Subject: Re: Selling BRK pre/post meeting?
Jim, do you like the "wheel" system of regularly selling calls and puts around a core holding of BRkB?

I looked it up.
I'm not a fan of "systems", as a rule.

For Berkshire, it would entail having a pile of cash most of the time, which means you're not really invested in Berkshire that fully, you're mainly going for option premiums, which much of the time would be a lower return.

I guess the biggest problem is knowledge. If you know how to value one or several firms well enough to know what would constitute a good entry price, then there are other better ways to make a buck. Compounding that is that writing a put at a price that would get you a good entry point is going to produce a very low rate of return, potentially for a very long time.
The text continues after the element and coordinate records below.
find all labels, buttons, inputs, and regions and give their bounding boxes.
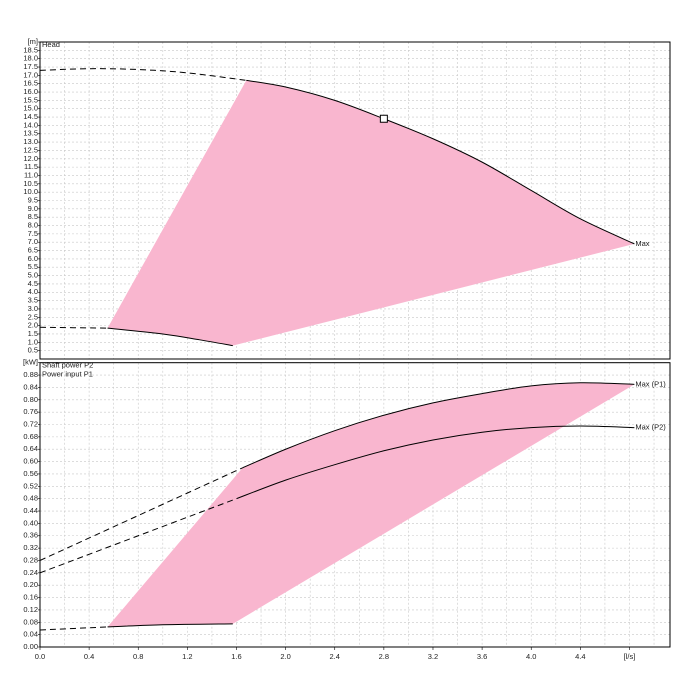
dashed-curve (39, 68, 247, 81)
x-tick-label: 4.0 (526, 652, 536, 661)
y-tick-label: 10.5 (23, 179, 38, 188)
y-tick-label: 0.16 (23, 593, 38, 602)
y-tick-label: 18.5 (23, 45, 38, 54)
y-tick-label: 0.20 (23, 580, 38, 589)
y-tick-label: 2.0 (28, 321, 38, 330)
x-tick-label: 4.4 (575, 652, 585, 661)
dashed-curve (39, 467, 243, 561)
dashed-curve (39, 326, 108, 329)
y-tick-label: 0.32 (23, 543, 38, 552)
y-tick-label: 5.5 (28, 262, 38, 271)
panel-frame (39, 362, 671, 648)
y-tick-label: 15.5 (23, 95, 38, 104)
curve (107, 623, 233, 628)
curve (236, 425, 635, 500)
y-tick-label: 11.5 (24, 162, 38, 171)
y-tick-label: 12.0 (23, 154, 38, 163)
y-tick-label: 0.40 (23, 518, 38, 527)
y-tick-label: 5.0 (28, 271, 38, 280)
curve (246, 79, 635, 245)
curve-label: Max (635, 239, 649, 248)
y-tick-label: 0.60 (23, 457, 38, 466)
y-tick-label: 0.00 (23, 642, 38, 651)
y-tick-label: 12.5 (23, 145, 38, 154)
y-tick-label: 6.5 (28, 246, 38, 255)
y-tick-label: 3.5 (28, 296, 38, 305)
x-tick-label: 2.0 (280, 652, 290, 661)
y-tick-label: 0.28 (23, 555, 38, 564)
y-tick-label: 9.0 (28, 204, 38, 213)
panel-title: Shaft power P2 (42, 361, 93, 370)
y-tick-label: 0.80 (23, 395, 38, 404)
x-tick-label: 1.2 (182, 652, 192, 661)
y-tick-label: 0.08 (23, 617, 38, 626)
panel-frame (39, 41, 671, 360)
y-tick-label: [m] (28, 37, 38, 46)
y-tick-label: 14.0 (23, 120, 38, 129)
y-tick-label: 0.5 (28, 346, 38, 355)
panel-title: Power input P1 (42, 370, 93, 379)
x-tick-label: 3.2 (428, 652, 438, 661)
y-tick-label: 0.12 (23, 605, 38, 614)
y-tick-label: 0.24 (23, 568, 38, 577)
duty-point (379, 114, 388, 123)
y-tick-label: 15.0 (23, 104, 38, 113)
y-tick-label: 0.36 (23, 531, 38, 540)
x-tick-label: 2.8 (379, 652, 389, 661)
y-tick-label: 0.52 (23, 481, 38, 490)
y-tick-label: 14.5 (23, 112, 38, 121)
y-tick-label: 1.5 (28, 329, 38, 338)
y-tick-label: 4.5 (28, 279, 38, 288)
curve-label: Max (P2) (635, 423, 666, 432)
y-tick-label: 0.68 (23, 432, 38, 441)
y-tick-label: 2.5 (28, 312, 38, 321)
y-tick-label: 0.64 (23, 444, 38, 453)
y-tick-label: 13.5 (23, 129, 38, 138)
y-tick-label: 0.56 (23, 469, 38, 478)
y-tick-label: 0.72 (23, 419, 38, 428)
y-tick-label: 4.0 (28, 287, 38, 296)
y-tick-label: 0.76 (23, 407, 38, 416)
y-tick-label: 1.0 (28, 337, 38, 346)
x-tick-label: 3.6 (477, 652, 487, 661)
y-tick-label: 9.5 (28, 195, 38, 204)
y-tick-label: 10.0 (23, 187, 38, 196)
y-tick-label: 18.0 (23, 54, 38, 63)
x-tick-label: 2.4 (330, 652, 340, 661)
y-tick-label: 7.0 (28, 237, 38, 246)
y-tick-label: 0.84 (23, 382, 38, 391)
y-tick-label: 7.5 (28, 229, 38, 238)
y-tick-label: 8.0 (28, 221, 38, 230)
operating-area (107, 80, 635, 346)
y-tick-label: 17.0 (23, 70, 38, 79)
x-tick-label: 0.8 (133, 652, 143, 661)
x-tick-label: [l/s] (624, 652, 636, 661)
x-tick-label: 0.0 (35, 652, 45, 661)
y-tick-label: [kW] (23, 358, 38, 367)
operating-area (107, 382, 635, 627)
curve (107, 327, 233, 347)
y-tick-label: 0.44 (23, 506, 38, 515)
x-tick-label: 1.6 (231, 652, 241, 661)
dashed-curve (39, 626, 108, 631)
curve (242, 382, 635, 469)
y-tick-label: 11.0 (24, 170, 38, 179)
panel-title: Head (42, 40, 60, 49)
y-tick-label: 16.0 (23, 87, 38, 96)
y-tick-label: 8.5 (28, 212, 38, 221)
y-tick-label: 13.0 (23, 137, 38, 146)
y-tick-label: 17.5 (23, 62, 38, 71)
y-tick-label: 0.88 (23, 370, 38, 379)
curve-label: Max (P1) (635, 379, 666, 388)
y-tick-label: 6.0 (28, 254, 38, 263)
y-tick-label: 0.48 (23, 494, 38, 503)
y-tick-label: 3.0 (28, 304, 38, 313)
y-tick-label: 0.04 (23, 630, 38, 639)
x-tick-label: 0.4 (84, 652, 94, 661)
dashed-curve (39, 498, 237, 574)
y-tick-label: 16.5 (23, 79, 38, 88)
I did run a related "system" of my own for a long time. (and restarted recently, at a smaller scale). Cash-backed put writing, with modest leverage. Since vanishingly few positions are ever assigned if you're keeping an eye on the positions to make sure they all have passable prospective rates of return, you don't really need $1m in cash to back up $1m in nominal value short puts. Even a small amount of leverage turns a ho-hum return into quite a nice one. I did it only with firms for which I had a reasonably informed opinion of value. It's a good match for "deep value" investing, as when a position takes a long time to turn up in price (or is a permanent value trap) it's actually good for you. I found the return from the portfolio to be roughly half way between [what the underlying stocks were returning] and [10%/year]. The two problems are (a) it's a whole lot of work, and (b) there are times when prices are too high and/or option premiums too low that it just isn't worth while trying. You know this in advance since you can see the prices before you enter positions, but it does mean you have to have something else to do that year.